Notre collègue rapporteure Éliane Assassi y interrogeait l'un des dirigeants de McKinsey France sur un contrat d'un montant de presque un demi-million d'euros pour évaluer « les évolutions du métier d'enseignant » et « accompagner » la Direction interministérielle de la transformation publique dans ses réflexions sur le métier d'enseignant. Un échange lunaire du point de vue tant des montants évoqués que des réponses de la personne auditionnée !
Alors, je peux le dire sans détour, toute critique que je pourrais faire sur ce texte ne sera qu'accessoire et marginale au regard de la grande qualité et de l'intérêt supérieur des travaux qui ont été menés par notre assemblée sur un sujet essentiel : la privatisation, volontaire, de la décision publique au profit de cabinets de conseil.
Les travaux de la commission d'enquête nous conduisent à nous interroger sur la vision que nous avons de l'État et de sa souveraineté face aux cabinets privés, d'une part ; sur la bonne utilisation des deniers publics, d'autre part.
À l'aune de notre attachement profond à un État fort et garant de l'intérêt général, toutes les mesures de cette proposition de loi vont dans la bonne direction, qu'il s'agisse de la publication – enfin ! – de la liste des prestations de conseil auxquelles l'État et ses opérateurs ont recours, de l'encadrement plus contraignant du recours aux consultants ou encore du renforcement des règles déontologiques des cabinets de conseil et des prérogatives de la HATVP.
Bien sûr, un tel texte, parce qu'il s'attaque à un sujet d'ampleur et complexe, soulève des difficultés. Je pense, en particulier, à la définition d'une « prestation de conseil ». L'article 1er de la proposition de loi comprend une liste synthétique des principes et des exceptions, qu'il serait tentant d'allonger de façon détaillée.
Notre collègue Jean-Pierre Corbisez avait d'ailleurs déposé un amendement en ce sens en commission visant à exclure du régime de contrôle les prestations des entreprises d'ingénierie, réalisées au titre d'une expertise technique. Cette précision n'était pas apparue superflue.
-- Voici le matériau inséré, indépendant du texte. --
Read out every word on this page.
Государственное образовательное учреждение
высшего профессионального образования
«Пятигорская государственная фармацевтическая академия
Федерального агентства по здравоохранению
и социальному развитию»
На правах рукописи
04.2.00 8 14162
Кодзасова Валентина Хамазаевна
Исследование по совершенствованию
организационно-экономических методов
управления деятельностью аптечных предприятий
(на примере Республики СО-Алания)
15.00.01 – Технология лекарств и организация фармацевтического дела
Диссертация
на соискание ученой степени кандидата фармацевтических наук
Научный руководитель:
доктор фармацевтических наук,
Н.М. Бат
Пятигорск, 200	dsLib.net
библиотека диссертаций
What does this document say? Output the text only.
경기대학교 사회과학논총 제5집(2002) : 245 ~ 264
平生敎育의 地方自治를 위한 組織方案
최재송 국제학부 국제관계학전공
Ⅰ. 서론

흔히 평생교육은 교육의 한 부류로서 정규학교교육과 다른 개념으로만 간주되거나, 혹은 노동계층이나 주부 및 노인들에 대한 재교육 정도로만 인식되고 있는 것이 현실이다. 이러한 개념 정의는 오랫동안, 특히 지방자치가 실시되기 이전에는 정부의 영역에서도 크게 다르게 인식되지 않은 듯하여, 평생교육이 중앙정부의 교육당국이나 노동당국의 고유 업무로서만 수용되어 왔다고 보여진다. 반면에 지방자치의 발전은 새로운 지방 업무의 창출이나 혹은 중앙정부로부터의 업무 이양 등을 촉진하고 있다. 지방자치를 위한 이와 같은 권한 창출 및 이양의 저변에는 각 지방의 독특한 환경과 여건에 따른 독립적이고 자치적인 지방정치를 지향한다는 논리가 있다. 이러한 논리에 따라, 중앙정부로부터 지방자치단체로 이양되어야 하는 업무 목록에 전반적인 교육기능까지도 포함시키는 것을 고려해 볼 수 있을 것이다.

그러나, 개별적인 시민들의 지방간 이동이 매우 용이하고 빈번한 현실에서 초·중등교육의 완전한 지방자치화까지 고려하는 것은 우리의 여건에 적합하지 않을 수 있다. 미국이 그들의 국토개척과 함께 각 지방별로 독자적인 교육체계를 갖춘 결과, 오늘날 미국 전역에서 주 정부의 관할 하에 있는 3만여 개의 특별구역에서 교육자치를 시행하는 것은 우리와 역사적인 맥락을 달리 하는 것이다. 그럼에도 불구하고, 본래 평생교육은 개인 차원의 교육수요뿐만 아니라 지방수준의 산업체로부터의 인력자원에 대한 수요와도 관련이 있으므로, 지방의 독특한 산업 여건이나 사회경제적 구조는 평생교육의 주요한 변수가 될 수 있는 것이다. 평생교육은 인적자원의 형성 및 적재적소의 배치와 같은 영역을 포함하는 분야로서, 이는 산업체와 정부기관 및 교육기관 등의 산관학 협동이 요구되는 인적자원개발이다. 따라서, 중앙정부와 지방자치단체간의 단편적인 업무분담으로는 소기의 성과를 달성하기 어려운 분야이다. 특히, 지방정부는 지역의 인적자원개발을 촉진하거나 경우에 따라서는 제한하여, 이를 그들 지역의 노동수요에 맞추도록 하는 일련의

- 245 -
Mais nous comprenons aussi qu'elle n'ait pas été retenue. Les auteurs de la proposition de loi et notre commission ont fait le choix contraire de rester relativement souples. Dresser une liste exhaustive leur a paru impossible. Nous nous rangeons à leur avis pour donner à ce texte les chances d'une application rapide. Finalement, c'est le lot de toutes les qualifications juridiques que de comprendre des zones grises. Il revient aux acteurs, voire aux juges, de les analyser et de trancher au cas par cas.
Toutefois, il reste un sujet qui pose une réelle difficulté. Nous nous plaisons à rappeler que notre assemblée représente les territoires, conformément à l'article 24 de la Constitution.
Vous savez déjà, mes chers collègues, où je veux en venir. J'ai consulté quelques articles de presse sur l'examen de cette proposition de loi. Je n'en citerai qu'un : Le Sénat oublie ses électeurs. La critique est évidente, mais elle est surtout fondée, à une époque où la confiance dans les institutions politiques tend à s'étioler.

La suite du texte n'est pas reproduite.